I felt desperate to connect with other adults when I found myself alone with the kid. I tried to play it cool at the playground (while secretly feeling as awkward as a middle schooler) as I scoped the crowd for someone, anyone, who might want to be friends with me. Against all my introvert instincts, I became the kind of person I had once loathed: someone who approached strangers and struck up conversations.

That’s how I met Hannah. I spotted her on our neighbourhood playground, effortlessly put together in a wide-brimmed felt hat, pastel shorts and brightly coloured tank top (I would soon learn that Hannah always looked fabulous.) Her little boy, climbing awfully high on some playground equipment, looked about the same size as mine.

I sidled up to her and used my usual mom pick-up line: So, how old is your kid?

Two women standing next to each other smiling with four kids sitting in front of them.

Photo: Courtesy of the author

It was friends-at-first-sight. A few days later we were eating tacos at her place, bonding over our shared university majors (English) and the fact that we had birthed our sons with the same midwives (what are the chances?!). Not long after that, we were both pregnant with our second and on mat leave together.

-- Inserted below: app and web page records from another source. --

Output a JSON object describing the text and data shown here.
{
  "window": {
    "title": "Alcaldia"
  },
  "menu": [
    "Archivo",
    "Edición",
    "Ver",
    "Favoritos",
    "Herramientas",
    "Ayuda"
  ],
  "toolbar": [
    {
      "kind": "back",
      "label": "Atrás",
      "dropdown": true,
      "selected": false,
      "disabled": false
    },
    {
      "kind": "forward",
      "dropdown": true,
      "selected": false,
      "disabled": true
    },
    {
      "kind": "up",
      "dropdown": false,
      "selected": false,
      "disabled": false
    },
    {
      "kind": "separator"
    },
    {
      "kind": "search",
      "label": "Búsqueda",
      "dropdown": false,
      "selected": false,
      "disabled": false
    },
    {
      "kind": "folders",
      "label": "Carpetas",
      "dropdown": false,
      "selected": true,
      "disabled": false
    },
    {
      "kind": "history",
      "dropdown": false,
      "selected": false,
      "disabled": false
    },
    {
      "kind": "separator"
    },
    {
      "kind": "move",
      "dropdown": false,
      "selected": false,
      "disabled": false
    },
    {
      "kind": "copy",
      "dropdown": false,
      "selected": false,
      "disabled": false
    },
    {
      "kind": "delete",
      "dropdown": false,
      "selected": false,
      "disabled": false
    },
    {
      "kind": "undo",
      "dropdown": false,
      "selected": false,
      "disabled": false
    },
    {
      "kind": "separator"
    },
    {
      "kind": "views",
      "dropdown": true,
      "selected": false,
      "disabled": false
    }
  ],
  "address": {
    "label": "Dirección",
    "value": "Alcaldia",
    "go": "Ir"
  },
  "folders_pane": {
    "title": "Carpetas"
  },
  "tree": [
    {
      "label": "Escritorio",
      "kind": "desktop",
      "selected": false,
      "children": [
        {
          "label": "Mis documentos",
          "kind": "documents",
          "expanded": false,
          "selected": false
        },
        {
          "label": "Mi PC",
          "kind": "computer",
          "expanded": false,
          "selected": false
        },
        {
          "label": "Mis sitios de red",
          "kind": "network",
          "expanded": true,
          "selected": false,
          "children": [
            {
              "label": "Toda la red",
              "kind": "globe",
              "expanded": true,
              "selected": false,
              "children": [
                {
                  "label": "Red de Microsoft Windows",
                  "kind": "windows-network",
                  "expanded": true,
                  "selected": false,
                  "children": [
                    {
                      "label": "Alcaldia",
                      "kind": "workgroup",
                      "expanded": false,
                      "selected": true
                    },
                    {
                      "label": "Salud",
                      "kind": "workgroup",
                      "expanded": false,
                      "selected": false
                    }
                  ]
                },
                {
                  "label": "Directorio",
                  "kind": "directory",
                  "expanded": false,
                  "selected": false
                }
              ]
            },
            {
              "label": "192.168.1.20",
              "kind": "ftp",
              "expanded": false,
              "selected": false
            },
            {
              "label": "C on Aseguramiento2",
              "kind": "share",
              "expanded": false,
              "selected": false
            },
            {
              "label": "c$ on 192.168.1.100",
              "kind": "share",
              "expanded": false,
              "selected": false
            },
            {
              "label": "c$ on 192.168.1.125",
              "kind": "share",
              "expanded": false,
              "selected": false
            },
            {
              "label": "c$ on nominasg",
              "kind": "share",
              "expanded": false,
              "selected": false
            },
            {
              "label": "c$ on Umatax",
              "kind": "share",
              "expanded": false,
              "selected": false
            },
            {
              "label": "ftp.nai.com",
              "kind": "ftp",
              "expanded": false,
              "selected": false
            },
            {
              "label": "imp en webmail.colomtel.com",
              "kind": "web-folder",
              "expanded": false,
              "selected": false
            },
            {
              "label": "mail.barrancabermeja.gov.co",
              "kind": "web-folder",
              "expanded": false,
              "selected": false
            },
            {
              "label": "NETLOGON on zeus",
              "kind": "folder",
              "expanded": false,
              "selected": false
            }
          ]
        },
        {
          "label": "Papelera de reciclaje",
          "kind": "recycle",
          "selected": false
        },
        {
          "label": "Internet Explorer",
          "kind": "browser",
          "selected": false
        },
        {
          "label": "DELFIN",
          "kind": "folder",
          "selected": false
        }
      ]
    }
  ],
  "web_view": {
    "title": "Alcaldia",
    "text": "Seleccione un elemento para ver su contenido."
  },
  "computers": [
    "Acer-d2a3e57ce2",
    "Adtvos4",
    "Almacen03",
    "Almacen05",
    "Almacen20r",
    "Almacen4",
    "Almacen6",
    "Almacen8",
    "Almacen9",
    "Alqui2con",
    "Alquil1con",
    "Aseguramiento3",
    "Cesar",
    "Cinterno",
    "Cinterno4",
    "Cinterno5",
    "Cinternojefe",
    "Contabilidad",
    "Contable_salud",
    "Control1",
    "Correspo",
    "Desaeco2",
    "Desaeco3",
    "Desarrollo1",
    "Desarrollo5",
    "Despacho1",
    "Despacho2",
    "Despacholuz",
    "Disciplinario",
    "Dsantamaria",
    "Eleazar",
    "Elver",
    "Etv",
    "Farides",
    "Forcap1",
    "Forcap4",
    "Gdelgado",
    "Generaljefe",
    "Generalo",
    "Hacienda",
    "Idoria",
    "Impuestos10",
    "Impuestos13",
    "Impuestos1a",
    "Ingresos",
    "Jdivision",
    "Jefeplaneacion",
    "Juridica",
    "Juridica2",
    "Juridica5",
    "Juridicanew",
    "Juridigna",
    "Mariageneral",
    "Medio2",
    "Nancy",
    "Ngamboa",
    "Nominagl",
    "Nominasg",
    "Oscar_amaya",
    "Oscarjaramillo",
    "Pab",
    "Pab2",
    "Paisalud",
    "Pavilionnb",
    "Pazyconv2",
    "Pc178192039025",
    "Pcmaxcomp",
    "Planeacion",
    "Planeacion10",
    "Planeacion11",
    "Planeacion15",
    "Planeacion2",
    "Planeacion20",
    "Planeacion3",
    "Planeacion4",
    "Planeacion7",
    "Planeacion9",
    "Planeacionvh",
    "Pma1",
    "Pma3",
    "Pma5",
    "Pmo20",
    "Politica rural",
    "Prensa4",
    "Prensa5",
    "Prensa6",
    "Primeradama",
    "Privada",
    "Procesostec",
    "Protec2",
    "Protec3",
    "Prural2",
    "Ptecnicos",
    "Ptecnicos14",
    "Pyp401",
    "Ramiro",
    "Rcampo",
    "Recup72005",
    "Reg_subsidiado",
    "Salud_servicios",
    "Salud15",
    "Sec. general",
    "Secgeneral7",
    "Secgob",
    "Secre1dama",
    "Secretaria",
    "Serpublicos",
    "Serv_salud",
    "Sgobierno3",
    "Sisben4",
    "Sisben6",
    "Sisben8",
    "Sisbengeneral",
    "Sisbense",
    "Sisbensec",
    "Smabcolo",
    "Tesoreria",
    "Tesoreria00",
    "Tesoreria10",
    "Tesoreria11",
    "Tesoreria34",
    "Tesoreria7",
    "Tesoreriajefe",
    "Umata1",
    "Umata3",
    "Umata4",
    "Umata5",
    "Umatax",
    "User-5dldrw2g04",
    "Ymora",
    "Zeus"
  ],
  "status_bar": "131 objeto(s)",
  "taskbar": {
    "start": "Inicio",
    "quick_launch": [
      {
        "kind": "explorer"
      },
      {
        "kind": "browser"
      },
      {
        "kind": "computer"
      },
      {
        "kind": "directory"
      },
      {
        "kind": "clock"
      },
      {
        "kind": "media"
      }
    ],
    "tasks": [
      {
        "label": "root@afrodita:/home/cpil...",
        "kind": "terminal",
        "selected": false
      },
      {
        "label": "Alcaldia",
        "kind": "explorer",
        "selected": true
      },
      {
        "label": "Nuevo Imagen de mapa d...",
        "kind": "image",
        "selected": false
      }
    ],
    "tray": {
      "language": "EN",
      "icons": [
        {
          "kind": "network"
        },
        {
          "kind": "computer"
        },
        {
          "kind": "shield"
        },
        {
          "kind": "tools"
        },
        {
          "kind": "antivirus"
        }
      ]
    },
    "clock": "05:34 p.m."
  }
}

Hannah’s indomitable energy and optimism motivated me to get outside with her on the bitterest winter days and shrank problems that I had blown up in my head (the annoying way my husband loaded the dishwasher, for example) down to size.

At some point—between Friday night happy hours in the backyard while the kids ran wild, Wednesday night runs, mountain ski adventures, helping with each other’s kids, and neighbour camping trips—our lives became intertwined. We crossed the bridge from friendship to family.

I knew how good we had it. I knew it when our kids would meet in the street after school and run back and forth between our yards. I knew it when I needed an egg and Hannah always had one I could borrow. And when I had a pandemic cohort before pandemic cohorts were a thing. There’s magic in proximity: no planning involved, a pop by, the conversation you need about nothing or everything, and support out your door. I felt lucky and I was.

The truth is, I was so immersed in the my-best-friend-lives-down-the-street era that I never really considered that one day, it could end.

A few months after Hannah’s phone call, we watched her family pack their life away into a shipping container and pull away in their red Subaru, with Bonnie (their ’70s Boler camper) trailing behind as they headed west. We watched strangers move into the house they had painstakingly renovated. I tried not to cry when the new owners uprooted the gingko tree Hannah had planted out front.

Two women standing next to each other on a hill in front of mountains.

Photo: Courtesy of the author

Hannah and I still talk, of course. She’s still among my closest friends. But I sure do miss having her next door. Like most people, I go many days without seeing a friend. It makes me realize how important a moment of connection, however brief, can be. How, amidst all the chaos and demands of parenting and life, a friend can pull you out of the lonely stratosphere of your mind and back to Earth…and yourself.

Sometimes I still look to her front door when I walk by and half hope she might appear there with her kids and we’ll walk down the street to the playground together and talk about our days and laugh while the kids play. The street looks the same but feels so very different.

If the pandemic has taught us anything, it’s that we can’t do life alone. Joy is tucked away in the small moments, shared with our people, when we can let go of all the crap and just be.

So I remind myself to gather our village. And to call my friend Hannah.